Der Vollständigkeit halber sei nochmals erwähnt, dass mit dem Bestehen der ersten juristischen Staatsprüfung der Berufszugang in die Wirtschaft, z.B. als Justiziar oder als juristischer Sachbearbeiter – und damit in sozialversicherungspflichtige Arbeitsverhältnisse - grundsätzlich eröffnet ist. Die im Referendariat vermittelten Kenntnisse beziehen sich nach den maßgeblichen Ausbildungsgesetzen allein auf die Befähigung zum Richteramt, unabhängig davon, wie viele der (erfolgreichen) Referendare letztlich als Staatsbedienstete eingesetzt werden und nicht typischerweise auf eine versicherungspflichtige Beschäftigung, vgl.
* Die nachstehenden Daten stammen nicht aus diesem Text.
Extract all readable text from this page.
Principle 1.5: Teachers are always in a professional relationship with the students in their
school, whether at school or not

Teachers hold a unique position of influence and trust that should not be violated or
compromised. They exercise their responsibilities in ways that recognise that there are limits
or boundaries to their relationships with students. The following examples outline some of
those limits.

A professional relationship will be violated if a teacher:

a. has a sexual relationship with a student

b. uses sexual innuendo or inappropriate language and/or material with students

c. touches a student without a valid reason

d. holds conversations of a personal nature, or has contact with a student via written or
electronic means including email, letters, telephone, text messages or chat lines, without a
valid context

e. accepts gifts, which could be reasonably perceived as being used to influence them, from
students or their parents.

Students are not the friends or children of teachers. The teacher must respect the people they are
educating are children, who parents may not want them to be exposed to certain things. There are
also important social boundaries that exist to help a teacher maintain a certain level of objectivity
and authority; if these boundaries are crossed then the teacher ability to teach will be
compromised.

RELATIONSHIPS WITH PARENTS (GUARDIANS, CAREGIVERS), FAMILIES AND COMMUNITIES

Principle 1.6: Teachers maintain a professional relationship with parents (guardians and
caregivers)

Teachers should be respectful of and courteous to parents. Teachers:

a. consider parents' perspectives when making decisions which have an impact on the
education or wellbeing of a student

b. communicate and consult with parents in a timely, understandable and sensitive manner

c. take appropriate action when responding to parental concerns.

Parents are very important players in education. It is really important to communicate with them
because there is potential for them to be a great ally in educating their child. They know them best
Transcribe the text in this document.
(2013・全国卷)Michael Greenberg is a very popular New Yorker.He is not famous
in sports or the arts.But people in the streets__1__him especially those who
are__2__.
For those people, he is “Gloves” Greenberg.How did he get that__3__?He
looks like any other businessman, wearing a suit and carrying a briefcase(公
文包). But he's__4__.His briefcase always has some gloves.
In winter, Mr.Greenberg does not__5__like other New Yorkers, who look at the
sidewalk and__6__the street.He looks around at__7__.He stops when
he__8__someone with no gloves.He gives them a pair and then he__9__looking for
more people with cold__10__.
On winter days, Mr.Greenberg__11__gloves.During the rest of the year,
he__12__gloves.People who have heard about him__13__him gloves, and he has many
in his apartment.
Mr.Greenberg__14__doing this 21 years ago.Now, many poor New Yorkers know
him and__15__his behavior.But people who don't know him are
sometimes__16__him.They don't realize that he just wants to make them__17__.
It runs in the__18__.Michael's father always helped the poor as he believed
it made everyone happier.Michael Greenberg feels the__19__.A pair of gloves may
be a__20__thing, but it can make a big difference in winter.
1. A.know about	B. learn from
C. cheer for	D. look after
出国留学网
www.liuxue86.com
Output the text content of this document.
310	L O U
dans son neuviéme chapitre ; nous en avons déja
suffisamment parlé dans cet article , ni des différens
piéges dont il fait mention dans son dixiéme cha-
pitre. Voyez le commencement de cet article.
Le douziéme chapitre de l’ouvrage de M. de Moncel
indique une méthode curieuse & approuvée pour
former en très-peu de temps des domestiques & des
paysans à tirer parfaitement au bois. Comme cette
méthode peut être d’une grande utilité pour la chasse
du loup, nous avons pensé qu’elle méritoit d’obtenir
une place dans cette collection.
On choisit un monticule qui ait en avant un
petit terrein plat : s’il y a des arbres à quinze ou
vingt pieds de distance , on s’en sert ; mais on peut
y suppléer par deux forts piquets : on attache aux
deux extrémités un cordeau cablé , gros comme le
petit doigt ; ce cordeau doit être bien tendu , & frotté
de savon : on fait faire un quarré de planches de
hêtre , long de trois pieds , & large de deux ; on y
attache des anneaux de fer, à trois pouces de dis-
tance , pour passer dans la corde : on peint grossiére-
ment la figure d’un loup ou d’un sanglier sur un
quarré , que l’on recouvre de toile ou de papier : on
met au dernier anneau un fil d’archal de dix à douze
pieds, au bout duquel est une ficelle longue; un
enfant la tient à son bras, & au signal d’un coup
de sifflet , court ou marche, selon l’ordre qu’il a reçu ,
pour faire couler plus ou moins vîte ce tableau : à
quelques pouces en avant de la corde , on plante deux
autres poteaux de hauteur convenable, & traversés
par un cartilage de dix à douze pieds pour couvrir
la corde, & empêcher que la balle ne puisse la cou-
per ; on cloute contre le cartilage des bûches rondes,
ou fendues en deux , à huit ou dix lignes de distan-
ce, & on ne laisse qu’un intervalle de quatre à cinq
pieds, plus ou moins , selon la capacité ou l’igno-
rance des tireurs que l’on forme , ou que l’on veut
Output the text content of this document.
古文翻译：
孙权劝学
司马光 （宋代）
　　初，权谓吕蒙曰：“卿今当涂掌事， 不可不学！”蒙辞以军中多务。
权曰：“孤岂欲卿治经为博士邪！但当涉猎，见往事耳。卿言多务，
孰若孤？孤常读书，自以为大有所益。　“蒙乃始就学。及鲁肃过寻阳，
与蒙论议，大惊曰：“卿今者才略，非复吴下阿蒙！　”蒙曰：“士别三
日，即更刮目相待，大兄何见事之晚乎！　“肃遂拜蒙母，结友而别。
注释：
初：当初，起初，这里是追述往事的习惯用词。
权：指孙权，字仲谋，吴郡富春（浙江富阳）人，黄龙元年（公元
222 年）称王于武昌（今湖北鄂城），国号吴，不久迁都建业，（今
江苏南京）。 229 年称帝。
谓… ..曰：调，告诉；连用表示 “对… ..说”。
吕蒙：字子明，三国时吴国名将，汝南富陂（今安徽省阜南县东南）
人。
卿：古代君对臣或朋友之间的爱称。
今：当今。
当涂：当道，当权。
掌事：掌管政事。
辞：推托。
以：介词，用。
BSG, Urteil vom 5.12.1996 – B 4 RA 100/96 R -.

Einer weitergehenden analoge Anwendung des § 58 Abs.1 Satz 1 Nr.4 Buchst b SGB VI steht auch entgegen, dass gar keine Regelungslücke vorliegt, die unter Beachtung von Sinn und Zweck der Vorschrift geschlossen werden könnte, da § 58 Abs.1 Nr.4 SGB VI keine planwidrige Unvollständigkeit enthält und der Gesetzgeber bislang trotz Gelegenheit keine Änderung des § 58 Abs.1 SGB VI vorgenommen hat. Dabei war ihm die langjährige Rechtsprechung zu den unvermeidbaren Anrechnungszwischenzeiten bereits bekannt.

Die Kostenentscheidung beruht auf § 193 SGG und folgt der Entscheidung in der Hauptsache.